For the fourth time in three years, South Patio was home to evangelical speakers John McGlone and Josh Yeshua from Pinpoint Evangelism. The displayed open-air preaching elicited different responses from students.
“We just preach the truth and we take the gospel of Jesus Christ where it belongs: in the streets,” McGlone said in an April 2013 Tennessean article.
Some students accept that McGlone is using his constituted rights.
“It’s not something I like, but it’s his freedom of speech,” said Austin Long, exercise science major.
Thais Bock thinks it’s a good presentation.
“I think it’s good and nice. There’s always lots of people listening,” Bock said. (Ultram)
Others think it’s an inappropriate way to demonstrate.
“I think it’s nonsense,” said Brandon Mitchell, senior computer science major. “I don’t think this is the appropriate setting to voice his opinions. Here at this University, you have many different people with many different views, and I don’t think it’s a bright idea to show them here.”

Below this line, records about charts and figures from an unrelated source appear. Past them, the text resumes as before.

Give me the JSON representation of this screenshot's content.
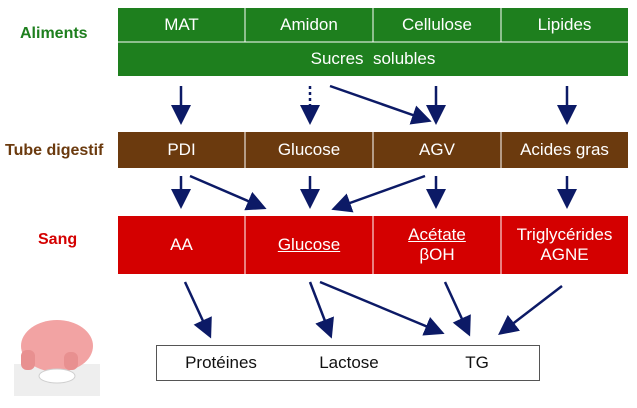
{
  "rows": {
    "aliments": {
      "label": "Aliments",
      "cells": [
        "MAT",
        "Amidon",
        "Cellulose",
        "Lipides"
      ],
      "subcell": "Sucres  solubles"
    },
    "tube": {
      "label": "Tube digestif",
      "cells": [
        "PDI",
        "Glucose",
        "AGV",
        "Acides gras"
      ]
    },
    "sang": {
      "label": "Sang",
      "cells": [
        "AA",
        "Glucose",
        "Acétate",
        "βOH",
        "Triglycérides",
        "AGNE"
      ]
    }
  },
  "products": [
    "Protéines",
    "Lactose",
    "TG"
  ],
  "colors": {
    "aliments": "#1e7f1e",
    "tube": "#6b3a0e",
    "sang": "#d40000",
    "arrow": "#0c1a66",
    "aliments_label": "#1e7f1e",
    "tube_label": "#6b3a0e",
    "sang_label": "#d40000"
  }
}
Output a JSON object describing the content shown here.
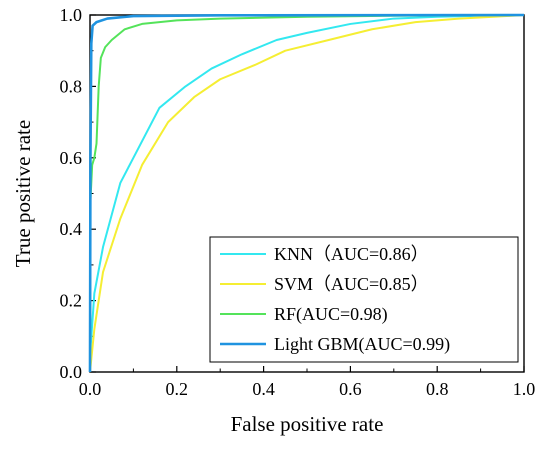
{
  "chart_data": {
    "type": "line",
    "xlabel": "False positive rate",
    "ylabel": "True positive rate",
    "xlim": [
      0.0,
      1.0
    ],
    "ylim": [
      0.0,
      1.0
    ],
    "xticks": [
      "0.0",
      "0.2",
      "0.4",
      "0.6",
      "0.8",
      "1.0"
    ],
    "yticks": [
      "0.0",
      "0.2",
      "0.4",
      "0.6",
      "0.8",
      "1.0"
    ],
    "grid": false,
    "legend_position": "bottom-right",
    "series": [
      {
        "name": "KNN（AUC=0.86）",
        "color": "#33e8f0",
        "points": [
          [
            0,
            0
          ],
          [
            0.002,
            0.08
          ],
          [
            0.01,
            0.22
          ],
          [
            0.03,
            0.35
          ],
          [
            0.07,
            0.53
          ],
          [
            0.1,
            0.6
          ],
          [
            0.16,
            0.74
          ],
          [
            0.22,
            0.8
          ],
          [
            0.28,
            0.85
          ],
          [
            0.35,
            0.89
          ],
          [
            0.43,
            0.93
          ],
          [
            0.5,
            0.95
          ],
          [
            0.6,
            0.975
          ],
          [
            0.7,
            0.99
          ],
          [
            0.8,
            0.995
          ],
          [
            0.9,
            0.998
          ],
          [
            1.0,
            1.0
          ]
        ]
      },
      {
        "name": "SVM（AUC=0.85）",
        "color": "#f5ee33",
        "points": [
          [
            0,
            0
          ],
          [
            0.01,
            0.12
          ],
          [
            0.03,
            0.28
          ],
          [
            0.07,
            0.43
          ],
          [
            0.12,
            0.58
          ],
          [
            0.18,
            0.7
          ],
          [
            0.24,
            0.77
          ],
          [
            0.3,
            0.82
          ],
          [
            0.38,
            0.86
          ],
          [
            0.45,
            0.9
          ],
          [
            0.55,
            0.93
          ],
          [
            0.65,
            0.96
          ],
          [
            0.75,
            0.98
          ],
          [
            0.85,
            0.99
          ],
          [
            0.93,
            0.995
          ],
          [
            1.0,
            1.0
          ]
        ]
      },
      {
        "name": "RF(AUC=0.98)",
        "color": "#54e35a",
        "points": [
          [
            0,
            0
          ],
          [
            0.001,
            0.48
          ],
          [
            0.005,
            0.58
          ],
          [
            0.01,
            0.6
          ],
          [
            0.015,
            0.64
          ],
          [
            0.02,
            0.8
          ],
          [
            0.025,
            0.88
          ],
          [
            0.035,
            0.91
          ],
          [
            0.05,
            0.93
          ],
          [
            0.08,
            0.96
          ],
          [
            0.12,
            0.975
          ],
          [
            0.2,
            0.985
          ],
          [
            0.3,
            0.99
          ],
          [
            0.5,
            0.995
          ],
          [
            0.7,
            0.998
          ],
          [
            1.0,
            1.0
          ]
        ]
      },
      {
        "name": "Light GBM(AUC=0.99)",
        "color": "#1f93e0",
        "points": [
          [
            0,
            0
          ],
          [
            0.001,
            0.6
          ],
          [
            0.003,
            0.92
          ],
          [
            0.006,
            0.97
          ],
          [
            0.015,
            0.98
          ],
          [
            0.04,
            0.99
          ],
          [
            0.1,
            0.997
          ],
          [
            0.3,
            0.999
          ],
          [
            1.0,
            1.0
          ]
        ]
      }
    ]
  }
}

Eva Dingwall, secretary of the communication department, finds it embarrassing.
“He irritates me,” she said. “He is an embarrassment to Christianity.”
McGlone used a poster with a picture of an aborted fetus during his demonstration.
“I was literally just walking by and saw a picture and thought ‘that’s disgusting,’” Trevor Maloney said.
After McGlone was removed from Tech’s campus in 2012, he sued the University and won the case, stating that the University violated his First Amendment right, according to News and Communications director Lori Shull.